Charles Leclerc resta senza parole dopo l’ottavo posto nel GP d’Austria della F1 2026: team radio pesantissimi con il muretto Ferrari durante e dopo la gara.

Il silenzio, a volte, dice più di uno sfogo. Quello di Charles Leclerc nel team radio finale della gara del GP d'Austria della Formula 1 2026 fotografa meglio di qualsiasi classifica il momento nero che sta vivendo il pilota della Ferrari. Partiva secondo, dopo una qualifica che aveva illuso la scuderia di Maranello e, forte anche del primo sviluppo ADUO alla power unit, fatto pensare a una possibile ripartenza. Ha chiuso ottavo, a oltre 45 secondi dal vincitore George Russell e dietro anche a Lando Norris e Isack Hadjar. Quando il muretto gli ha comunicato la fine della gara, la risposta è stata assente: zero parole, imbarazzo evidente.

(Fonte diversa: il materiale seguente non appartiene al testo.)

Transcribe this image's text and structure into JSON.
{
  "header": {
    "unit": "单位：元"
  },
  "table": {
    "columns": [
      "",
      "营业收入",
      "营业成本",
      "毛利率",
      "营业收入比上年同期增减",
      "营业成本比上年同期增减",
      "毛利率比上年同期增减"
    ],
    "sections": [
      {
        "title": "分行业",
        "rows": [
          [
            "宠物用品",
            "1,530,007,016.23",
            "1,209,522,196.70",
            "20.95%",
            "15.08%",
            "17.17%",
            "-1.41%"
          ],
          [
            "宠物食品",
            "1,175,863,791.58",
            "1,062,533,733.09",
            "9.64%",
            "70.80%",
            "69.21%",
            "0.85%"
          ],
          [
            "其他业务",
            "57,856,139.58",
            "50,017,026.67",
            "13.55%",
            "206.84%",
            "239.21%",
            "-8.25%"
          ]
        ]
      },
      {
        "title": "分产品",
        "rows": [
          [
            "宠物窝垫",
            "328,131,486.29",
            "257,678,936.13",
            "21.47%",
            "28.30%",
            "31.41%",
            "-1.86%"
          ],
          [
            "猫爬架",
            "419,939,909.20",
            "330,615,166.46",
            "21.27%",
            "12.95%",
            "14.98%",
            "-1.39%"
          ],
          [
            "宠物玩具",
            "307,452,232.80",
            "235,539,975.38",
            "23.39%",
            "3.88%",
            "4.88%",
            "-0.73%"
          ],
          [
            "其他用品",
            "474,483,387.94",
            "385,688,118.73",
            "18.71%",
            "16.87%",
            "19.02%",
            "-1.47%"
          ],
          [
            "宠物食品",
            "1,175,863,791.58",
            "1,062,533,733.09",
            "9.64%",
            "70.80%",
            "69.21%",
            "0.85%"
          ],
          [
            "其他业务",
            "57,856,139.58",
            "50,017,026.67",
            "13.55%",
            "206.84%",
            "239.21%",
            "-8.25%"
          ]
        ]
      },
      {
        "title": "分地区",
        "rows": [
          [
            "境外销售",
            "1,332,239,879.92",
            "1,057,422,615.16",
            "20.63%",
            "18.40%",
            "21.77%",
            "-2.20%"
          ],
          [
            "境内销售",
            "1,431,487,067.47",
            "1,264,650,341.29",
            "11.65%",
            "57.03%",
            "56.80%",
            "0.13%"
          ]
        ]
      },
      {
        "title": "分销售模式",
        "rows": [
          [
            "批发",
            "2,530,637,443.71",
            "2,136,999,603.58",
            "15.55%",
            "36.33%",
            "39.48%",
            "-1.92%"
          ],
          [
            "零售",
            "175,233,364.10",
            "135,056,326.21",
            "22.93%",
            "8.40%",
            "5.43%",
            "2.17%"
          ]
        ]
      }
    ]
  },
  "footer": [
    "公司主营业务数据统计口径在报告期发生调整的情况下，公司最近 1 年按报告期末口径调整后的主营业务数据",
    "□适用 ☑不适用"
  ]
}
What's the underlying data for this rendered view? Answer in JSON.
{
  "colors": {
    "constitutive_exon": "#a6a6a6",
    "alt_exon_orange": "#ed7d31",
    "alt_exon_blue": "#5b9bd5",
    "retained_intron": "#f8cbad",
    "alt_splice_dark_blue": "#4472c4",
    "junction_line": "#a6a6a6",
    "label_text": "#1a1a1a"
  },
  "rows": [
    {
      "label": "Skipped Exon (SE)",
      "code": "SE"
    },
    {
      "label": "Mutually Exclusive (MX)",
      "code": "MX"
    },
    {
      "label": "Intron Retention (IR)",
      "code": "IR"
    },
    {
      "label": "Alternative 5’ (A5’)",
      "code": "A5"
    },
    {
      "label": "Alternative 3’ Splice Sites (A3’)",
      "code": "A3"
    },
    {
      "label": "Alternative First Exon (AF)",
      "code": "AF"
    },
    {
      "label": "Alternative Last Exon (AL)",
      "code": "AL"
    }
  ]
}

Durante la corsa, però, il 28enne di Monte Carlo aveva già fatto capire quanto fosse profondo il problema. Via radio si è lamentato del comportamento della SF-26 e delle gomme, arrivando a definire la situazione praticamente ingestibile. In uno scambio col suo ingegnere di pista Bryan Bozzi ha parlato di una "macchina terribile", in un altro si è sfogato sugli pneumatici ormai finiti. Non era rabbia isolata, ma la conseguenza di una gara in cui il monegasco ha perso progressivamente fiducia, ritmo e posizioni. La gara di Leclerc: dalla prima fila all'ottavo posto La domenica di Leclerc infatti si è complicata subito. Hamilton lo ha superato nel primo giro, poi la Ferrari ha iniziato a perdere passo rispetto a Mercedes e Red Bull. La squadra ha provato a rimetterlo in partita con una strategia a tre soste: Medium al via, Hard al giro 13, ancora Hard al giro 37 e Soft al giro 59. Ma il piano non ha funzionato. Anzi, ha finito per certificare che la Ferrari stava correndo una gara che non era davvero alla sua portata, come poi ammesso da Vasseur a fine corsa.